If your site lands on the left side of the useful continuum, you accept that you’re not going to get many links. And those links you do get, you’ll probably have to pay for. And those links you pay for aren’t likely to help your rankings and might even hurt them.
If you don’t want to accept this reality and truly want to earn links to your site, you have one (and only one) other option: Make it link-worthy.
What is a link-worthy site?
Let’s imagine you have an online magic store that caters to professional and amateur magicians. On your site, you sell tricks, supplies, hats, capes, and wands — even the saw-the-person-in-half gag.
If your content were nothing more than an online store, why would anyone link to it? You might get a few links on any magic site web guides and link lists. But then what? If you own an online store with nothing but products as your content, then you must look to associate/affiliate programs as a means of generating links. Basically, you’re paying for them. But maybe there’s something more you can do, if you’re willing to roll up your sleeves.
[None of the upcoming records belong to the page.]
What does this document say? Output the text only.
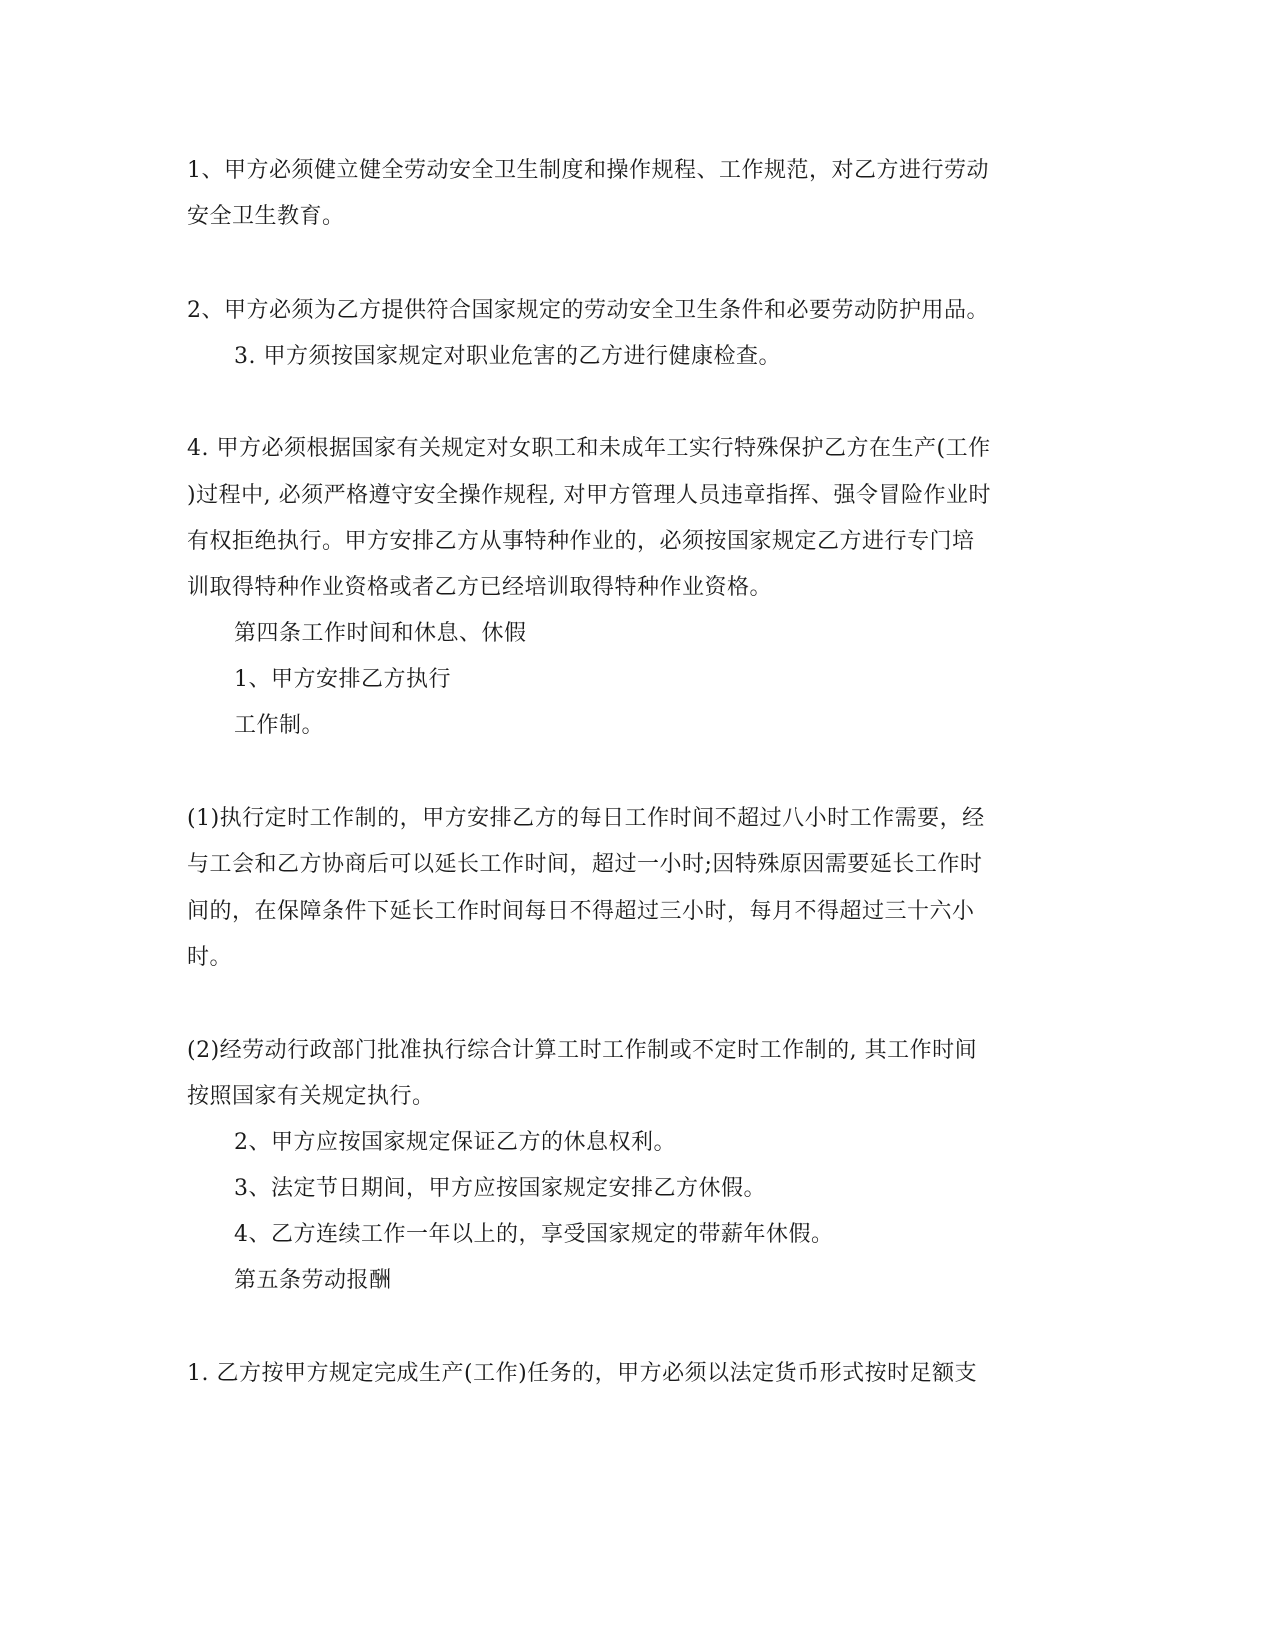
1、甲方必须健立健全劳动安全卫生制度和操作规程、工作规范，对乙方进行劳动
安全卫生教育。
2、甲方必须为乙方提供符合国家规定的劳动安全卫生条件和必要劳动防护用品。
3. 甲方须按国家规定对职业危害的乙方进行健康检查。
4. 甲方必须根据国家有关规定对女职工和未成年工实行特殊保护乙方在生产(工作
)过程中, 必须严格遵守安全操作规程, 对甲方管理人员违章指挥、强令冒险作业时
有权拒绝执行。甲方安排乙方从事特种作业的，必须按国家规定乙方进行专门培
训取得特种作业资格或者乙方已经培训取得特种作业资格。
第四条工作时间和休息、休假
1、甲方安排乙方执行
工作制。
(1)执行定时工作制的，甲方安排乙方的每日工作时间不超过八小时工作需要，经
与工会和乙方协商后可以延长工作时间，超过一小时;因特殊原因需要延长工作时
间的，在保障条件下延长工作时间每日不得超过三小时，每月不得超过三十六小
时。
(2)经劳动行政部门批准执行综合计算工时工作制或不定时工作制的, 其工作时间
按照国家有关规定执行。
2、甲方应按国家规定保证乙方的休息权利。
3、法定节日期间，甲方应按国家规定安排乙方休假。
4、乙方连续工作一年以上的，享受国家规定的带薪年休假。
第五条劳动报酬
1. 乙方按甲方规定完成生产(工作)任务的，甲方必须以法定货币形式按时足额支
What if, along with your products, you create a searchable database of information on magic? What if you had complete biographies of more than 700 magicians? What if you had a section devoted to magical world records, or a glossary of magical terms, or a directory of magicians on the internet?
This would then be an excellent example of how a store site can add rich, relevant content, value, interest, and community to its website, as well as sell merchandise. Just about any writer who writes about magic and/or reviews websites would write about this site, and any magic fan with a website and a curated list of handpicked links would be likely to link to it.
The above is not just a wide-eyed, hypothetical example: It exists at http://www.MagicTricks.com.
I know from experience that it’s difficult to find high-trust online venues and curator/site reviewers willing to link to sales sites. The more a site offers deep information on a certain subject in the form of databases, community, guides, forums, reviews, etc., the more likely editors or curators will feature it in their own content. Whether it’s a business or consumer site, the more content-rich the site is, the better, especially if the site’s mission is sales. A site designed to sell a product is far different from a true reference site with hundreds and hundreds of pages of free information on a particular subject.
The National Cancer Institute and MagicTricks.com could not be more different from each other, yet they do have one incredibly important thing in common: Both have topic-specific content written by passionate experts.
The best analogy I can think of to explain a sales-focused website is a public library. A library is, first and foremost, about content, although it does sell things. You can buy copies of books, order maps, buy online database search time, or rent study offices or PCs. Some libraries even have video-rental services and snack shops or restaurants. Money definitely changes hands at a library. But nobody would confuse this commerce with a library’s true mission: being content curators and helping patrons find that content. In a like manner, a website also needs to be a library of information on whatever its focus might be. So, add great content to your product site if you want it linked to.